6.3 TERMS AND CONDITIONS
OF AWARDS. Awards granted under this Article 6 shall be subject to the terms and conditions described below and in the LTIP.

 

	 	(a)	Vesting. Each Award granted under this Plan shall vest as provided in Schedule 1, as amended from time to time by the Board; provided, however, that each Award shall become fully vested upon the occurrence of a Change of Control.

 

	 	(b)	Effect of Termination of Directorship. Upon termination of a Non-Employee Director’s membership on the Board for any reason (including without limitation, by reason of death, Disability, retirement or failure to be re-nominated or re-elected as a director), the Non-Employee Director shall forfeit all of his or her right, title and interest in and to any unvested portion of the Initial Equity Award or Annual Equity Award, as the case may be.

 

	 	(c)	Award Certificates. All Awards shall be evidenced by a written Award Certificate between the Company and the Non-Employee Director, which shall include such provisions, not inconsistent with the Plan or the LTIP, as may be specified by the Board.

 

6.4 ADJUSTMENTS. The
adjustment provisions of the LTIP shall apply with respect to Awards granted pursuant to this Plan.
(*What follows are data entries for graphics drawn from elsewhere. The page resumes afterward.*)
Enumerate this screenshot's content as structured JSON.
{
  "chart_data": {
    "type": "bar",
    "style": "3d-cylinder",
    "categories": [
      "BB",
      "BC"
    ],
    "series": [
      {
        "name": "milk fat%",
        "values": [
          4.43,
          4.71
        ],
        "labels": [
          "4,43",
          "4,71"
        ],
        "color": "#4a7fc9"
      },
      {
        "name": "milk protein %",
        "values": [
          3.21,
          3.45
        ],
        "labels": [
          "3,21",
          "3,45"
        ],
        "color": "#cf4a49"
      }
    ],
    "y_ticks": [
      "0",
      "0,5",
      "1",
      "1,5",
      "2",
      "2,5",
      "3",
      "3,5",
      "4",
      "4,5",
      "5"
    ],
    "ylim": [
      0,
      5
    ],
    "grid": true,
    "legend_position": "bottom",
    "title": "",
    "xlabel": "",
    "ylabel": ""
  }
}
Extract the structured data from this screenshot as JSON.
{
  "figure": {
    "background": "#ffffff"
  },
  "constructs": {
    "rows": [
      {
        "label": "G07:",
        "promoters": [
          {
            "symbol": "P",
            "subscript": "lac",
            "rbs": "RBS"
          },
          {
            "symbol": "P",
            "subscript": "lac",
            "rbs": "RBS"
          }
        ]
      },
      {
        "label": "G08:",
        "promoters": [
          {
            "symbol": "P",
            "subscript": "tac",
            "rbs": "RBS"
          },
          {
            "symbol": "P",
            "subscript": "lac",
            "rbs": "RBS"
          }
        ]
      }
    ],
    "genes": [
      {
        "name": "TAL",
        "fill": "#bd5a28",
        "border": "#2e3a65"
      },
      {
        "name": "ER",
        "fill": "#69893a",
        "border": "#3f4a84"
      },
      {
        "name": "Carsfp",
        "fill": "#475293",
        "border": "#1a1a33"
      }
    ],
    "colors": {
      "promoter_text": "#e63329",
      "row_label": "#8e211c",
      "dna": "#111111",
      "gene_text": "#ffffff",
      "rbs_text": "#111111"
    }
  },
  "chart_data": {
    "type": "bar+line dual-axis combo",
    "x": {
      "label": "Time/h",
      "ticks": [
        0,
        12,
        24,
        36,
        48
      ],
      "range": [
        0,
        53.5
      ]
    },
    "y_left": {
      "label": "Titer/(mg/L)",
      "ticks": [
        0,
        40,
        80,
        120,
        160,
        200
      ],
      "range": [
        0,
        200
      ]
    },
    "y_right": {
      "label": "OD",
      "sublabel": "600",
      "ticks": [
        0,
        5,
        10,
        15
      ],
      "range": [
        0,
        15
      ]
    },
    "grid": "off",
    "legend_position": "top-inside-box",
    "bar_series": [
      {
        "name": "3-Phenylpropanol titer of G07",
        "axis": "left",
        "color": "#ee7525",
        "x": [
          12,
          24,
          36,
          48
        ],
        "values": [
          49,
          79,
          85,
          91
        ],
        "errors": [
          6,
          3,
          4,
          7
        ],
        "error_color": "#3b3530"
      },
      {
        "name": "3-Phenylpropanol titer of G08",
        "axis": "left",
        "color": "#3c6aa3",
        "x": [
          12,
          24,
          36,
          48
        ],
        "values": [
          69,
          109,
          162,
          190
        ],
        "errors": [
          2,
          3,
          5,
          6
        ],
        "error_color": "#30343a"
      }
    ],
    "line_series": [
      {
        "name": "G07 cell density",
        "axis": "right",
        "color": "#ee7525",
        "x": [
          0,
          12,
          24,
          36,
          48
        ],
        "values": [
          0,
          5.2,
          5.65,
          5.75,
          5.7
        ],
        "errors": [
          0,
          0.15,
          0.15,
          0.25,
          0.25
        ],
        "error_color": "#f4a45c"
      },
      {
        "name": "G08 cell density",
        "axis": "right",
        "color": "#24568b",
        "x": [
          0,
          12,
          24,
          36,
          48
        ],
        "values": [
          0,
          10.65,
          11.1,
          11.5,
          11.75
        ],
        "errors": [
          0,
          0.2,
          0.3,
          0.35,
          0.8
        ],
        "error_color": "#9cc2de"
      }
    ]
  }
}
Without limiting the foregoing, in
the event of a subdivision of the outstanding Stock (stock-split), a declaration of a dividend payable in shares of Stock, or a combination
or consolidation of the outstanding Stock into a lesser number of shares of Stock, the number of Awards to be granted to Non-Employee
Directors in accordance with Article 6 hereof shall be adjusted proportionately and the shares of Stock then subject to each Award shall
automatically be adjusted proportionately without any change in the aggregate purchase price therefore.

 

ARTICLE 7

Amendment,
Modification and Termination

 

7.1. AMENDMENT, MODIFICATION
AND TERMINATION. The Board may, at any time and from time to time, amend, modify or terminate the Plan without stockholder approval;
provided, however, that if an amendment to the Plan would, in the reasonable opinion of the Board, require stockholder approval under
applicable laws, policies or regulations or the applicable listing or other requirements of a securities exchange on which the Stock is
listed or traded, then such amendment shall be subject to stockholder approval; and provided further, that the Board may condition any
other amendment or modification on the approval of stockholders of the Company for any reason.

 

     

     

    

 

ARTICLE 8

General
Provisions

 

8.1. EXPENSES OF THE PLAN.
The expenses of administering the Plan shall be borne by the Company.

 

8.2. EFFECTIVE DATE AND
DURATION OF THE PLAN. The Plan shall be effective as of the effective date it is approved by the Board. The Plan shall remain in effect
until terminated by the Board.

 

	 	Journey
    Medical Corporation
	 	 
	 	By:	       
	 	 	Claude Maraoui
	 	 	Chief Executive Officer

 

     

     

    

 

SCHEDULE I

 

Effective as of July 1, 2021

 

The following shall remain in effect until changed
by the Board:

 

	Basic Cash Retainer:	
    $50,000 paid quarterly in advance ($12,500 per
    quarter).

     

	
    Supplemental Cash 

    Retainer for Audit Chair:
	
     

    $10,000 paid quarterly in advance ($2,500 per
    quarter).

    

 

	Initial Equity Award:	
    30,000 of any of the following equity securities,
    as selected in advance of the Grant Date at the discretion of the Non-Employee Director: (i) Restricted Stock; (ii) Restricted Stock Units;
    or (iii) Options, which equity securities shall vest and become non-forfeitable in equal annual installments on the first anniversary
    of the Grant Date, on the second (2nd) anniversary of the Grant Date, and on the third (3rd) anniversary of the Grant date,
    subject to the Non-Employee Director’s continued service on the Board on each such date.

     

	Annual Equity Award:	
    7,500 shares of Restricted Stock, Restricted Stock
    Units or Options (as selected in advance of the Grant Date at the discretion of the Non-Employee Director), which equity securities shall
    vest and become non-forfeitable in full on the first (1st) anniversary of the Grant Date, subject to the Non-Employee Director’s
    continued service on the Board on such date.